The children of Japan face a unique and difficult kind of poverty. Around 3.5 million children age six through 17 live below the poverty line in one of Asia’s wealthiest countries. Struggles arising from the 2008 financial crisis and rising inequality have put many parents in precarious situations where they struggle to feed their families. Only around 200,000 of the 3.5 million Japanese children in poverty receive necessary government assistance to help them get by. These issues have created a pressing issue in Japan that demands a greater government response and more opportunities for mothers.
Japanese kids can get free or reduced-cost warm meals at children’s cafeterias. The cafeterias have become increasingly popular as childhood poverty continues to drastically increase in the country. While there were originally around 21 operating cafeterias in 2013, over 300 opened in the following four years.
Unfortunately, due to the COVID-19 outbreak, many of these cafeterias have been temporarily closed, leaving many children hungry. As both COVID-19 and child poverty have continued to worsen, even the Japanese Imperial Couple has been briefed on the issue, serving as a testament to its significance in modern Japanese culture. The Imperial Couple was told around 40% of programs that support providing meals to these children have been adjourned due to the COVID-19 outbreak.
Traditional Family Structure Hinders Single Mothers
Many of these children’s parents are single mothers. In general, Japan is unsupportive of single mothers and offers very little additional support to this demographic. Japan’s traditional family structure usually designates a father, or man of the house, as the breadwinner. Meanwhile, mothers stay at home to care for the children. As divorce rates have risen in recent years, many mothers are forced to return to a workforce that has changed a great deal since they had been in it. Others, never having been part of the Japanese workplace, have struggled further.
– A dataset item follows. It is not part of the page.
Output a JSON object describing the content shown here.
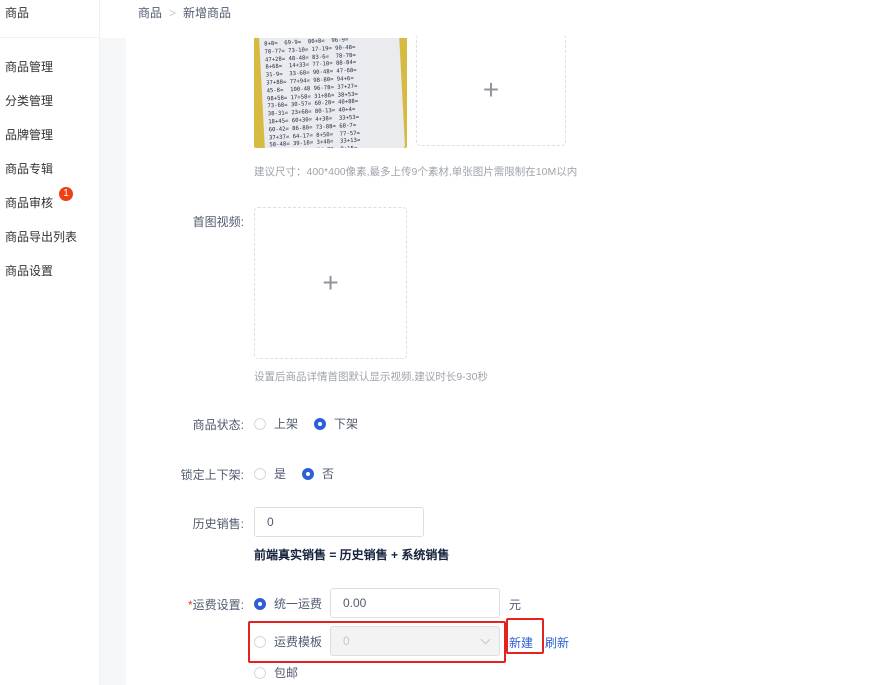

Traditional Japanese societal norms typically encourage single-income houses. For instance, the Japanese tax system favors single-income houses. Many Japanese businesses will provide bonuses to men whose wives stay at home. On top of that, a significant wage gap exists, with Japanese women earning roughly 30% less than men. There is also the practice of lifetime employment, by which many Japanese men are pulled straight out of college or university and brought into a company where they are expected to work until retirement. These factors hinder the opportunities available to single mothers and limit the progress that can be made in addressing child poverty.
A Slow Response from National and Local Government
Japan’s government has made slow strides towards helping its children in poverty. In 2019, the government amended a 2013 law focused on child poverty. The amendment was made to encourage local governments, not just the national government, to develop safety nets for children living in low-income situations. Local governments have a deeper an understanding of their citizens’ needs, so they can develop more targeted solutions in tackling poverty.
The deck is stacked against Japanese children in poverty. Many have struggling mothers who are busy trying to earn a living wage in a society where women are expected to stay home. Government support for Japanese children in poverty has been lackluster. Charity cafeterias are some of the only places these kids can get stable meals. The COVID-19 crisis seems to only be aggravating the desperate situation. In such a wealthy country, children in poverty face deeply entrenched struggles and their government is barely helping them.